Barkin is a voter this year on the Federal Open Market Committee, which has raised its benchmark federal funds rate twice this year and has two more hikes penciled in. He said the central bank should continue raising rates amid a strong economy, one that is "starting to feel like we've got some tailwinds rather than headwinds."
It is "difficult to argue that lower-than-normal rates are appropriate" with a 3.9% unemployment rate and inflation around the Fed's 2% goal, Barkin said. He also signaled that keeping rates low could spark an unhealthy inflation increase and that the Fed should not "risk the credibility of our commitment to low and stable inflation."
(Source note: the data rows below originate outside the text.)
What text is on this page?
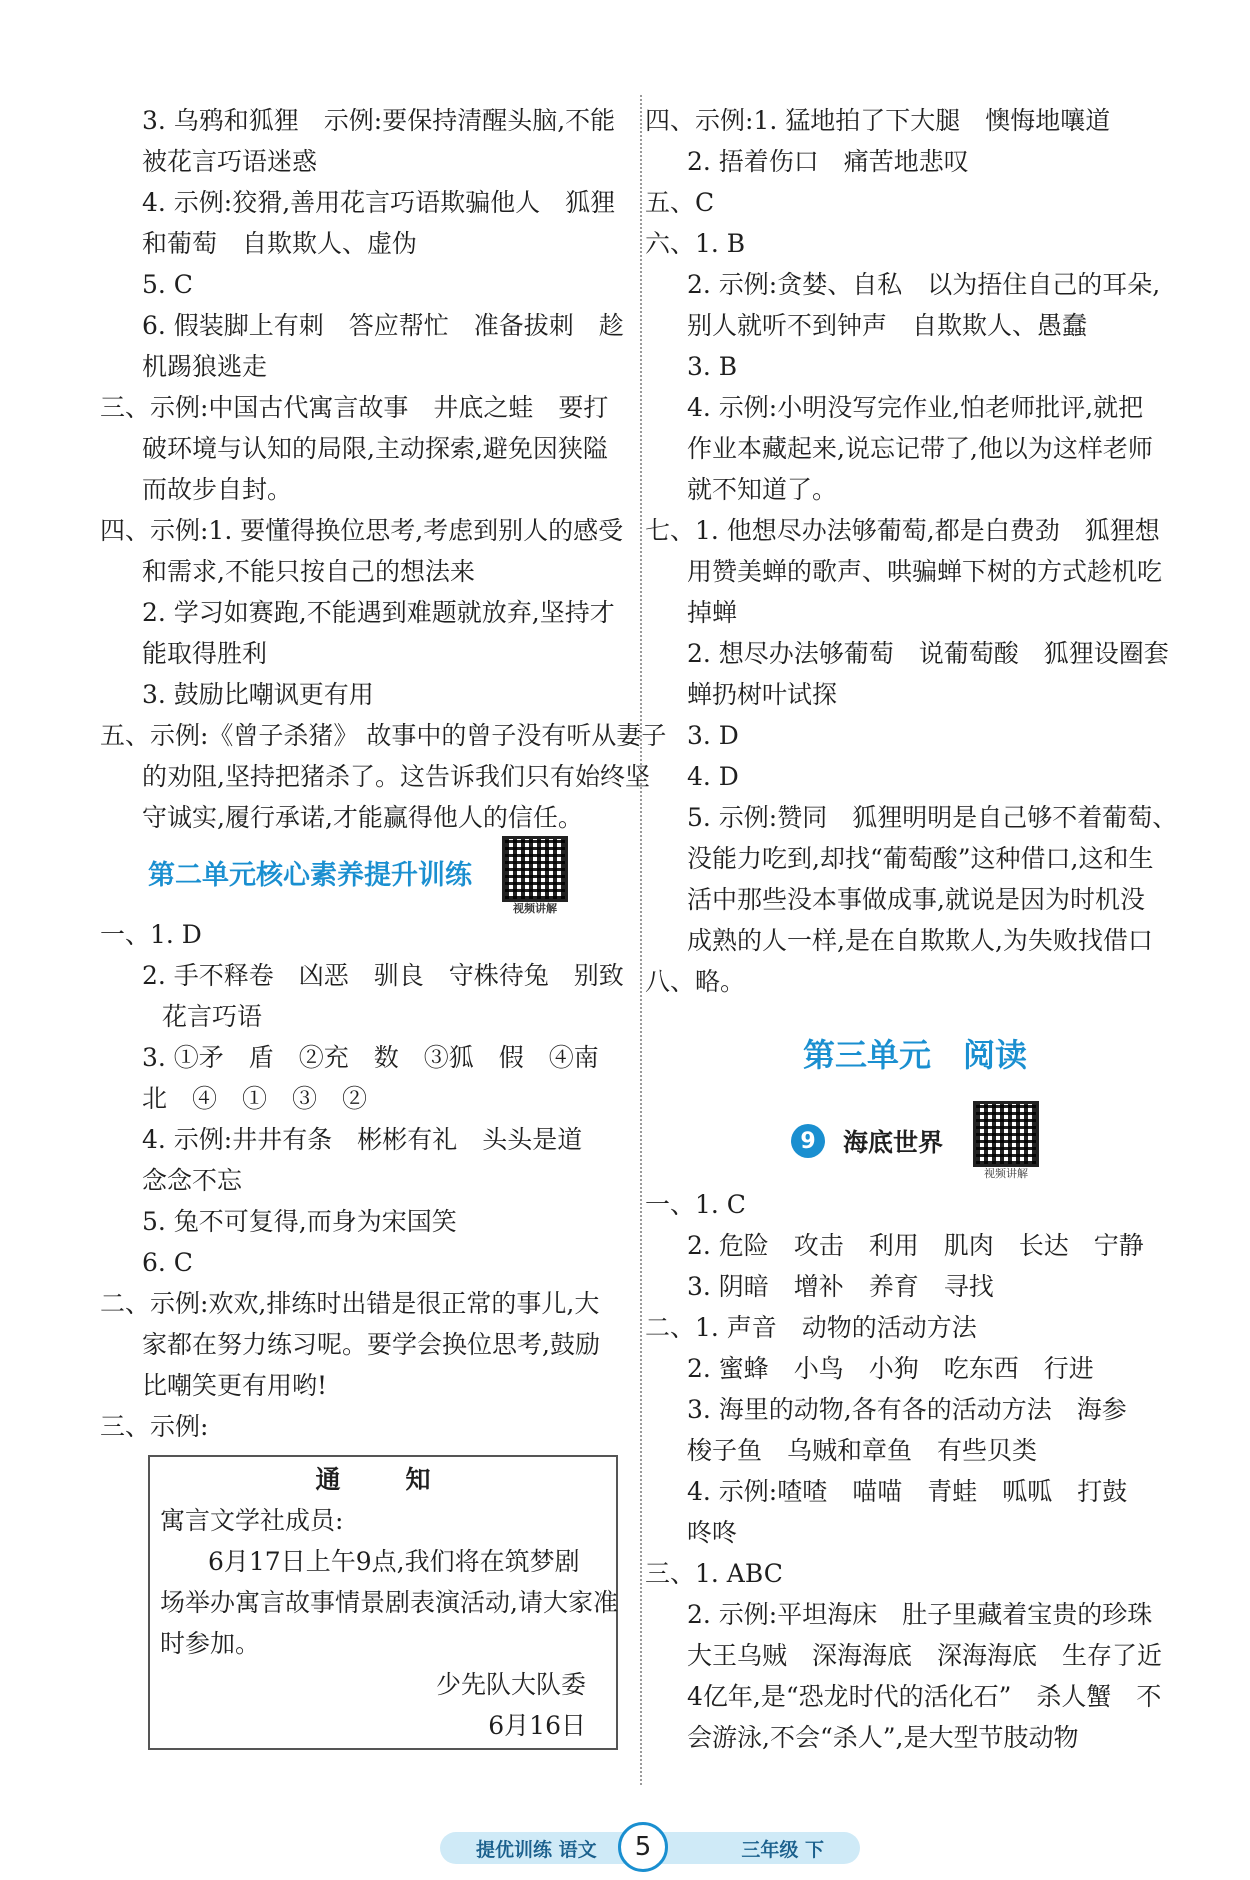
3. 乌鸦和狐狸　示例:要保持清醒头脑,不能
被花言巧语迷惑
4. 示例:狡猾,善用花言巧语欺骗他人　狐狸
和葡萄　自欺欺人、虚伪
5. C
6. 假装脚上有刺　答应帮忙　准备拔刺　趁
机踢狼逃走
三、示例:中国古代寓言故事　井底之蛙　要打
破环境与认知的局限,主动探索,避免因狭隘
而故步自封。
四、示例:1. 要懂得换位思考,考虑到别人的感受
和需求,不能只按自己的想法来
2. 学习如赛跑,不能遇到难题就放弃,坚持才
能取得胜利
3. 鼓励比嘲讽更有用
五、示例:《曾子杀猪》 故事中的曾子没有听从妻子
的劝阻,坚持把猪杀了。这告诉我们只有始终坚
守诚实,履行承诺,才能赢得他人的信任。
第二单元核心素养提升训练
视频讲解
一、1. D
2. 手不释卷　凶恶　驯良　守株待兔　别致
花言巧语
3. ①矛　盾　②充　数　③狐　假　④南
北　④　①　③　②
4. 示例:井井有条　彬彬有礼　头头是道
念念不忘
5. 兔不可复得,而身为宋国笑
6. C
二、示例:欢欢,排练时出错是很正常的事儿,大
家都在努力练习呢。要学会换位思考,鼓励
比嘲笑更有用哟!
三、示例:
通　知
寓言文学社成员:
6月17日上午9点,我们将在筑梦剧
场举办寓言故事情景剧表演活动,请大家准
时参加。
少先队大队委
6月16日
四、示例:1. 猛地拍了下大腿　懊悔地嚷道
2. 捂着伤口　痛苦地悲叹
五、C
六、1. B
2. 示例:贪婪、自私　以为捂住自己的耳朵,
别人就听不到钟声　自欺欺人、愚蠢
3. B
4. 示例:小明没写完作业,怕老师批评,就把
作业本藏起来,说忘记带了,他以为这样老师
就不知道了。
七、1. 他想尽办法够葡萄,都是白费劲　狐狸想
用赞美蝉的歌声、哄骗蝉下树的方式趁机吃
掉蝉
2. 想尽办法够葡萄　说葡萄酸　狐狸设圈套
蝉扔树叶试探
3. D
4. D
5. 示例:赞同　狐狸明明是自己够不着葡萄、
没能力吃到,却找“葡萄酸”这种借口,这和生
活中那些没本事做成事,就说是因为时机没
成熟的人一样,是在自欺欺人,为失败找借口
八、略。
第三单元　阅读
9	海底世界
视频讲解
一、1. C
2. 危险　攻击　利用　肌肉　长达　宁静
3. 阴暗　增补　养育　寻找
二、1. 声音　动物的活动方法
2. 蜜蜂　小鸟　小狗　吃东西　行进
3. 海里的动物,各有各的活动方法　海参
梭子鱼　乌贼和章鱼　有些贝类
4. 示例:喳喳　喵喵　青蛙　呱呱　打鼓
咚咚
三、1. ABC
2. 示例:平坦海床　肚子里藏着宝贵的珍珠
大王乌贼　深海海底　深海海底　生存了近
4亿年,是“恐龙时代的活化石”　杀人蟹　不
会游泳,不会“杀人”,是大型节肢动物
提优训练 语文	三年级 下
5
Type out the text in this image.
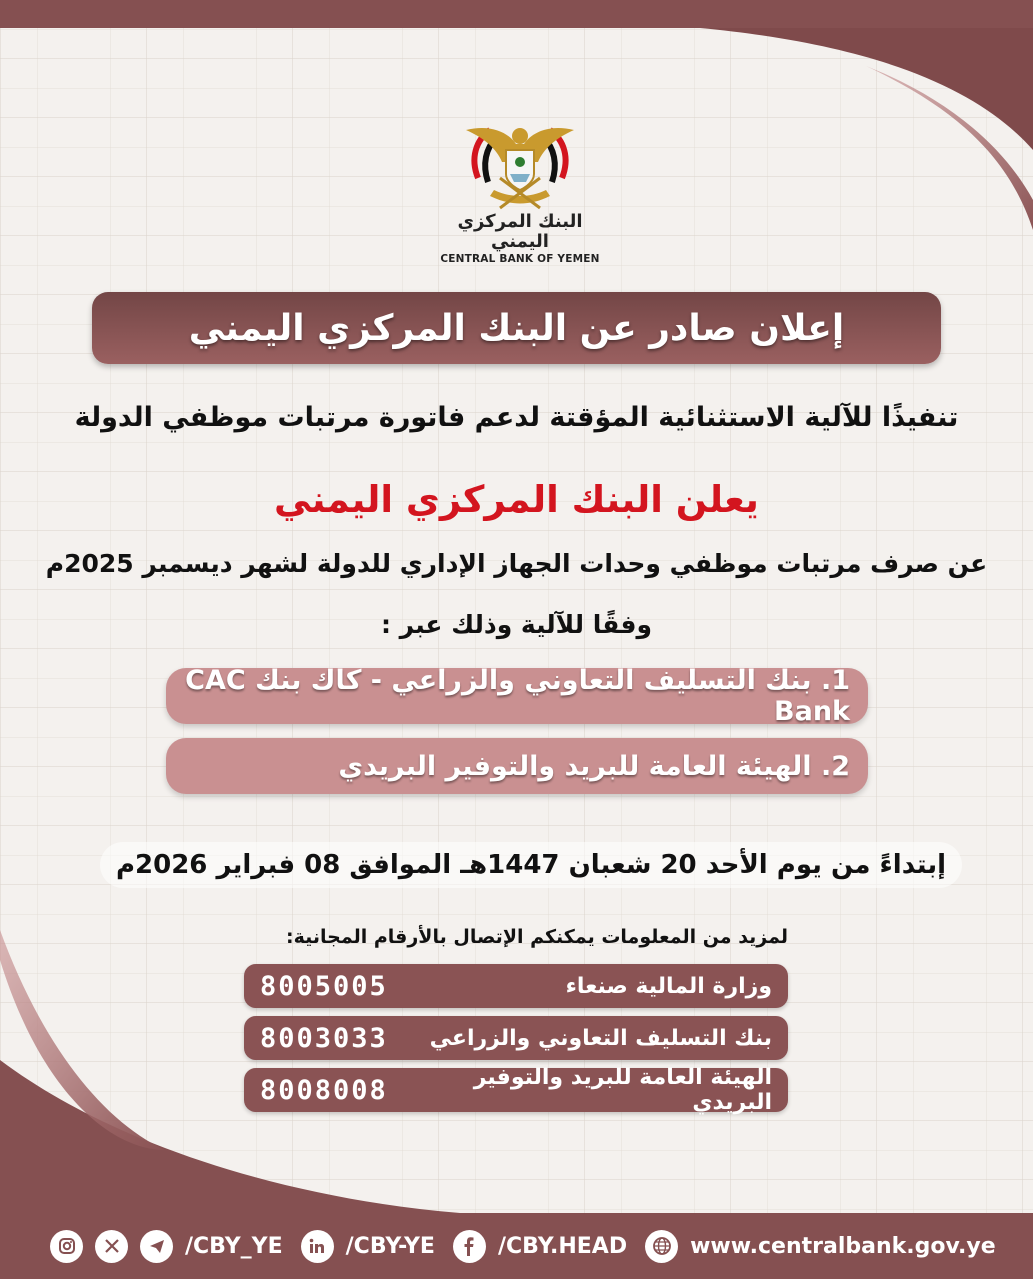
البنك المركزي اليمني
CENTRAL BANK OF YEMEN
إعلان صادر عن البنك المركزي اليمني
تنفيذًا للآلية الاستثنائية المؤقتة لدعم فاتورة مرتبات موظفي الدولة
يعلن البنك المركزي اليمني
عن صرف مرتبات موظفي وحدات الجهاز الإداري للدولة لشهر ديسمبر 2025م
وفقًا للآلية وذلك عبر :
1. بنك التسليف التعاوني والزراعي - كاك بنك CAC Bank
2. الهيئة العامة للبريد والتوفير البريدي
إبتداءً من يوم الأحد 20 شعبان 1447هـ الموافق 08 فبراير 2026م
لمزيد من المعلومات يمكنكم الإتصال بالأرقام المجانية:
8005005	وزارة المالية صنعاء
8003033 بنك التسليف التعاوني والزراعي
8008008	الهيئة العامة للبريد والتوفير البريدي
/CBY_YE	/CBY-YE	/CBY.HEAD	www.centralbank.gov.ye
"That means when the economy calls for moving back to normal levels, as do the conditions I just described, we should follow through," he said in prepared remarks. "Given the strength of the underlying economy and the recent additional fiscal stimulus, the risk of normalization is reduced."
Barkin said recent uncertainty on trade policy is "making people more nervous" today than a few months back, though for now "businesses and consumers seem to be looking through these risks." An Atlanta Fed survey released Aug. 7, for example, found few signs that businesses are halting capital investment plans yet, though researchers warned their concerns could escalate quickly.